Why does the Sphinx have the translocater? Someone must've realized it's missing. They said he was causing trouble in Book 1, but someone should've kept a better eye on him. This is the guy that nearly ended the world, and I'm supposed to accept that a few sentences about him disappearing in Book 1 justifies him showing up with the most useful device to hurry the plot along? Come on.
This book just has too much travel in it. Series 1 stayed rather grounded until Book 5, which made 5 feel like an event that had actual weight and rush. This book is just hard to keep track of. It also frustrates me the number of magical transportation methods that it uses as “clever threads” to justify traveling.
Kendra is informed that she has access to the literal source of light at this point in the story. In book 10 of 10, she is told she can use more powers. She then agrees to get some scant training that “is too rushed to be ideal,” but this never causes an issue. And Ronodin intentionally puts her in a place to receive this training because he wants her to use it against the dragons... why? We still don't have this man's motivation.

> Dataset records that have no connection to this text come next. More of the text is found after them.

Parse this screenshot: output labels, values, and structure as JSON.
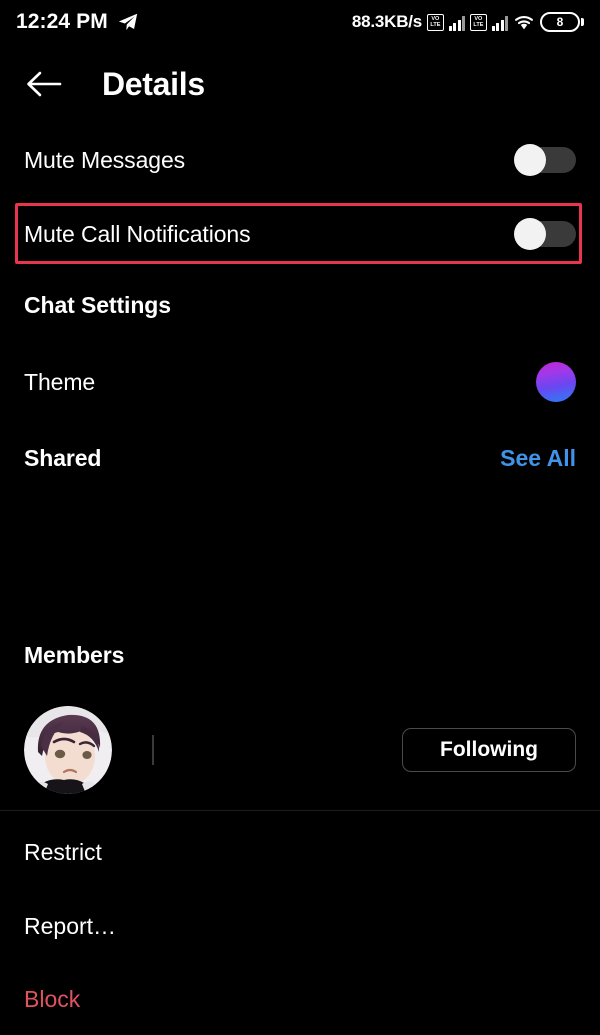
{
  "status_bar": {
    "time": "12:24 PM",
    "app_icon": "telegram-paper-plane-icon",
    "network_speed": "88.3KB/s",
    "sim1_label": "VoLTE",
    "sim2_label": "VoLTE",
    "wifi_icon": "wifi-icon",
    "battery_level": "8"
  },
  "header": {
    "back_icon": "back-arrow-icon",
    "title": "Details"
  },
  "notification_settings": [
    {
      "label": "Mute Messages",
      "toggle_state": "off"
    },
    {
      "label": "Mute Call Notifications",
      "toggle_state": "off"
    }
  ],
  "chat_settings": {
    "section_title": "Chat Settings",
    "theme": {
      "label": "Theme",
      "swatch_colors": [
        "#c026d3",
        "#2b7ef5"
      ]
    }
  },
  "shared": {
    "section_title": "Shared",
    "see_all_label": "See All",
    "see_all_color": "#3f93e8"
  },
  "members": {
    "section_title": "Members",
    "list": [
      {
        "avatar": "anime-character-avatar",
        "username": "",
        "action_label": "Following"
      }
    ]
  },
  "actions": [
    {
      "label": "Restrict",
      "style": "normal"
    },
    {
      "label": "Report…",
      "style": "normal"
    },
    {
      "label": "Block",
      "style": "danger"
    }
  ],
  "colors": {
    "background": "#000000",
    "highlight_box": "#e8344e",
    "danger_text": "#e0525f",
    "link": "#3f93e8",
    "toggle_track": "#3a3a3a",
    "toggle_knob": "#f2f2f2"
  }
}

Plus, if he's so wily and smart, why can't he realize that he can't control the crown well?
Plus, Kendra's powers are just super powerful light. For all the stuff that Seth gets to do, and the associated character development, Kendra is really boring. She's still a well-written character, who has to make hard choices. But Seth spends this book with two of the most powerful swords known to mankind, hunting eldritch beings in order to cleave the not-infinity-stones out of their crowns. To do this, he pays with his memories, then gets them back by cutting the best dragon weapon they had, then helps fight the main archvillian of the series, before making a deal with an actual demon, and then fighting a wound that might make him undead. Kendra, on the other hand, deals with her boyfriend being captured, looking for some dragon slayers that are good 1v1 but don't do much else, and then using a flashlight beam from her hand to blind some dragons in the end fight. The end fight where Seth uses a burning sword that radiates justice, because he already discarded the sword that deals permanent wounds. Kendra just doesn't get the cool plot here.
Also, Eve. Remember her? She did a couple cool things in Book 2? She gets name-dropped during the aftermath of the end fight, and nothing else.
Knox and Tess do nothing aside from playing into their archetypes. Tess has her innocence-immunity, and Knox does dumb stuff with magic. They don't do anything else.
This book does a really good job of fan service, if you can call it that. It has a satisfying conclusion, and does a really good job of making things relevant. But, honestly, it's not the same as the first series. Ronodin serves as a nuisance most of this series, probably because Celebrant becomes more of a force of nature than a character after Book 2. But Ronodin is just a Sphinx minus the nuance, and he sits on the sidelines most of this book. His plot really needed to be fleshed out into its own series, or deleted entirely. He basically serves to capture Bracken, and then Bracken escapes in Book 3, and then he's captured again in Book 4, and then he escapes halfway through this one. The escape in 3 was justified. Kendra did stuff for that. The escape here is completely random.
All in all, this book is good, but it's nothing close to the original series. Plus, it's far too long.
Edit: Also, why does Muriel Taggart get involved? And then why does she choose to stay in the demon realm? To “learn”? Learn what? She won't be able to leave! This is silly. In addition, we already know the Sphinx had the Translocator. I don't remember where it went, but you just gave the man who tried to open the prison before the item that teleports you to places you've been, and the gift of now having been to the realm of said demons he tried to release. This is dumb. -1 star for this.